Another day another industry raising its voice about issues it is facing with regards to doing business in Pakistan. It is a common enough trope – industries complaining and asking the government to fix things for them. While most of the time it is just industry associations cribbing, on rare occasions the complaints point towards deeper issues that we may have. This time around it is the Mobile Phone Importers and Manufacturers Association (MPIMA), a group that represents significant players in the Pakistani market.
Their concerns revolve around measures being taken by the country to save foreign currency, which are scarce and are leading to sustained depreciation of the rupee. The issues being faced by the industry are yet another exhibit of why Pakistan continues to struggle when it comes to attracting investment, both domestic and foreign, into new manufacturing sectors.

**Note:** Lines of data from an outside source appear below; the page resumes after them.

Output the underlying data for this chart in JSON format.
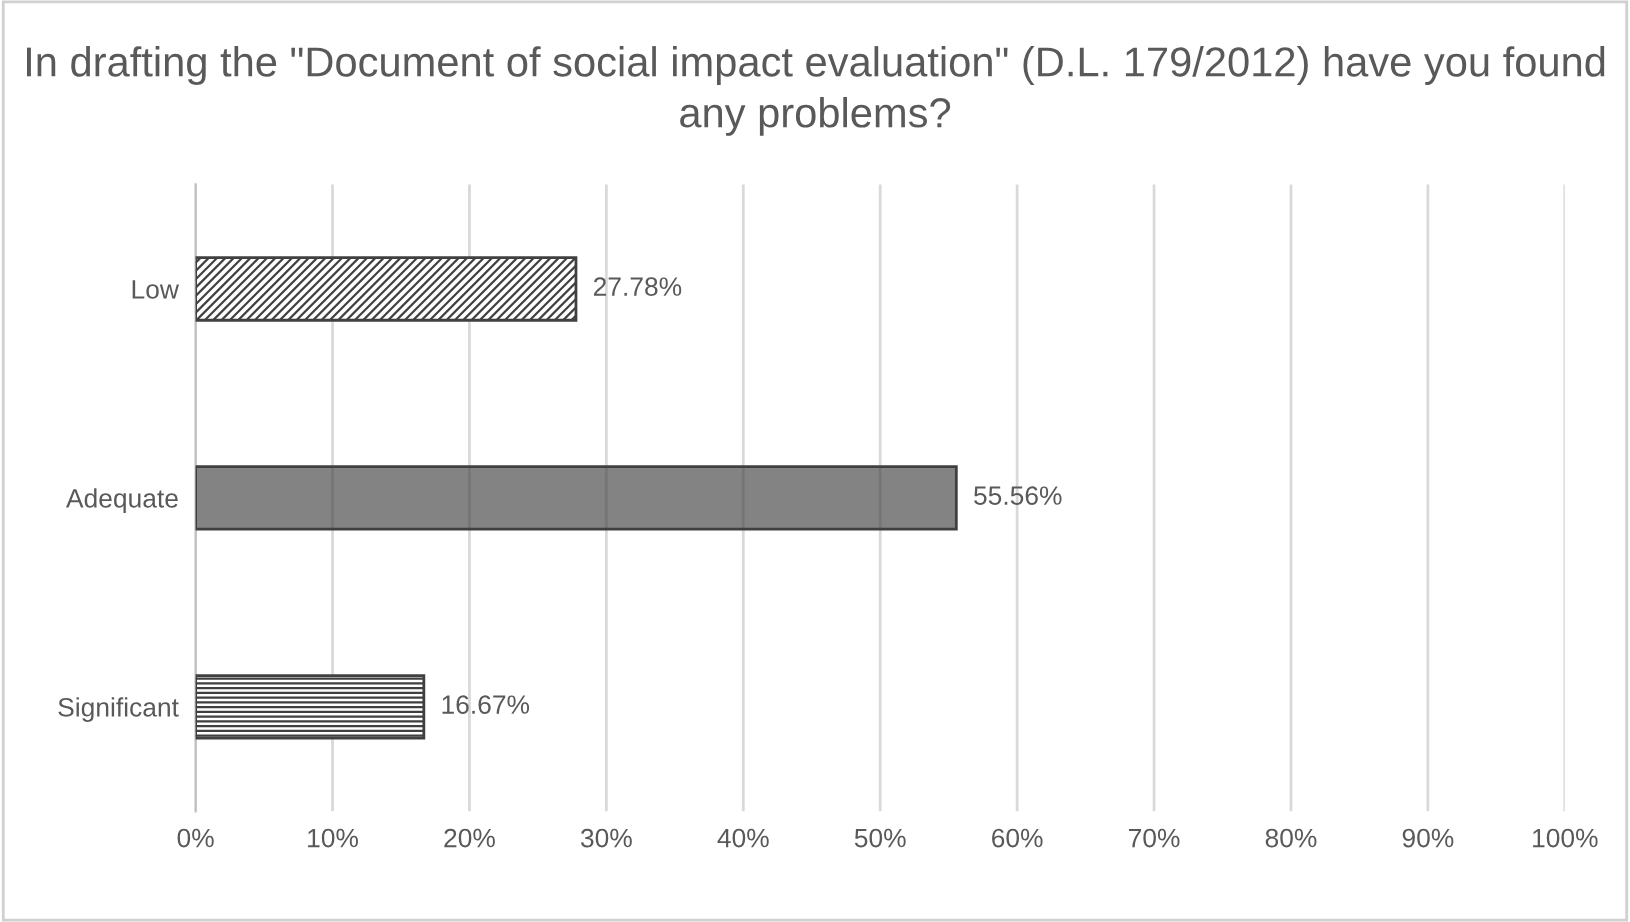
{
  "chart_data": {
    "type": "bar",
    "orientation": "horizontal",
    "title": "In drafting the \"Document of social impact evaluation\" (D.L. 179/2012) have you found any problems?",
    "categories": [
      "Low",
      "Adequate",
      "Significant"
    ],
    "values": [
      27.78,
      55.56,
      16.67
    ],
    "value_labels": [
      "27.78%",
      "55.56%",
      "16.67%"
    ],
    "colors": [
      "#404040",
      "#404040",
      "#404040"
    ],
    "xlim": [
      0,
      100
    ],
    "xticks": [
      {
        "value": 0,
        "label": "0%"
      },
      {
        "value": 10,
        "label": "10%"
      },
      {
        "value": 20,
        "label": "20%"
      },
      {
        "value": 30,
        "label": "30%"
      },
      {
        "value": 40,
        "label": "40%"
      },
      {
        "value": 50,
        "label": "50%"
      },
      {
        "value": 60,
        "label": "60%"
      },
      {
        "value": 70,
        "label": "70%"
      },
      {
        "value": 80,
        "label": "80%"
      },
      {
        "value": 90,
        "label": "90%"
      },
      {
        "value": 100,
        "label": "100%"
      }
    ],
    "grid": "x",
    "legend": false
  }
}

The issues identified by MPIMA are as follows: a hundred percent cash margin on imports of mobile phone kits into Pakistan; increased red tape from the State Bank of Pakistan for import of goods by the industry; failure to issue an SRO related to an approved duty drawback scheme; and an increase in research and development allowance that is comparable to peer countries such as India and Vietnam.
While the merits of the above issues can and should be debated by folks much more knowledgeable than this author, it is important to recognize that the cash margin imposition and increased red tape around import approvals is a result of macroeconomic instability the country is experiencing at this point in time.
Additionally, delays in issuing an SRO, following an agreement, is also indicative of bureaucratic hurdles being created to find a way to reduce the pressure on the fiscal balance. Both are a result of a consistent failure, across governments over the decades, to provide investors with an environment where volatility is the exception, not the norm.
For investors looking to set up manufacturing units, such volatility is unacceptable. Think of a world in which there are only two mobile phone manufacturers, and one is deciding to set up an assembly unit in Pakistan. When developing the financial models to figure out the expected returns and profitability of the said unit, the manufacturer makes a set of assumptions on a whole host of issues, including operating capacity, cost of electricity, currency value, and taxation rates.
Based on these assumptions, the manufacturer develops comfort around the expected rate of return of the said unit, which in most cases has a lifespan of over 5 years. What this means is that should the assumptions prove to be wrong in the coming years, or should the government change its policy environment related to things such as tax rates or cost of power, the financial viability of the entire investment is put at risk.
This said investor, when looking at Pakistan, would of course look at the sovereign’s behavior in the past. Based on this analysis, an astute investor would conclude that the Pakistani government cannot be taken at its word, meaning that the investor must bake in a high-risk premium when assessing the viability of an investment.
Now assume that despite these issues, one of the two investors moves ahead and sets up shop in Pakistan. It quickly runs into the issues identified by MPIMA which are mentioned above, meaning that its operations are not as profitable as they were expected to be. In such a scenario, if the issues remain unresolved, this investor is likely to cut production, delay investments in further expansion, and plan to divest its operations in the coming months and years. The second manufacturer, who may have been looking at Pakistan following the entry of its peer into the country, is also scared away, given that the first mover in Pakistan is facing an uncertain and volatile policy and macroeconomic environment.
Given this outcome, the mobile phone manufacturing industry in Pakistan is likely to face a premature death or face stagnation. What ends up developing is a stunted sector where the investor is unlikely to reinvest its profits to improve capabilities and manufacture next-generation mobile phones or their components.
The ongoing experience of mobile phone manufacturers in Pakistan is a perfect case study of how and why foreign investors look at other jurisdictions, while domestic investors either siphon off their wealth abroad or stash it into Plotistan. After all, why bother with all this uncertainty and drama when one can buy a few plots, pay literally no taxes on profits, and declare the wealth gains by paying a pittance when the next real estate amnesty is declared?
Some may argue that mobile phone manufacturers are not manufacturing phones in Pakistan, they are just assembling them, meaning that there is little value addition in the country.
This is a fair argument, but one must recognize that any new industry begins in this way. It is only through the right incentives and stability that investors grow their local capacity and catalyze the development of an ecosystem. Such things do not happen overnight, and they are surely not going to happen when first-movers are left dealing with a sovereign that is neither able to provide macroeconomic stability nor interested in honoring its commitments.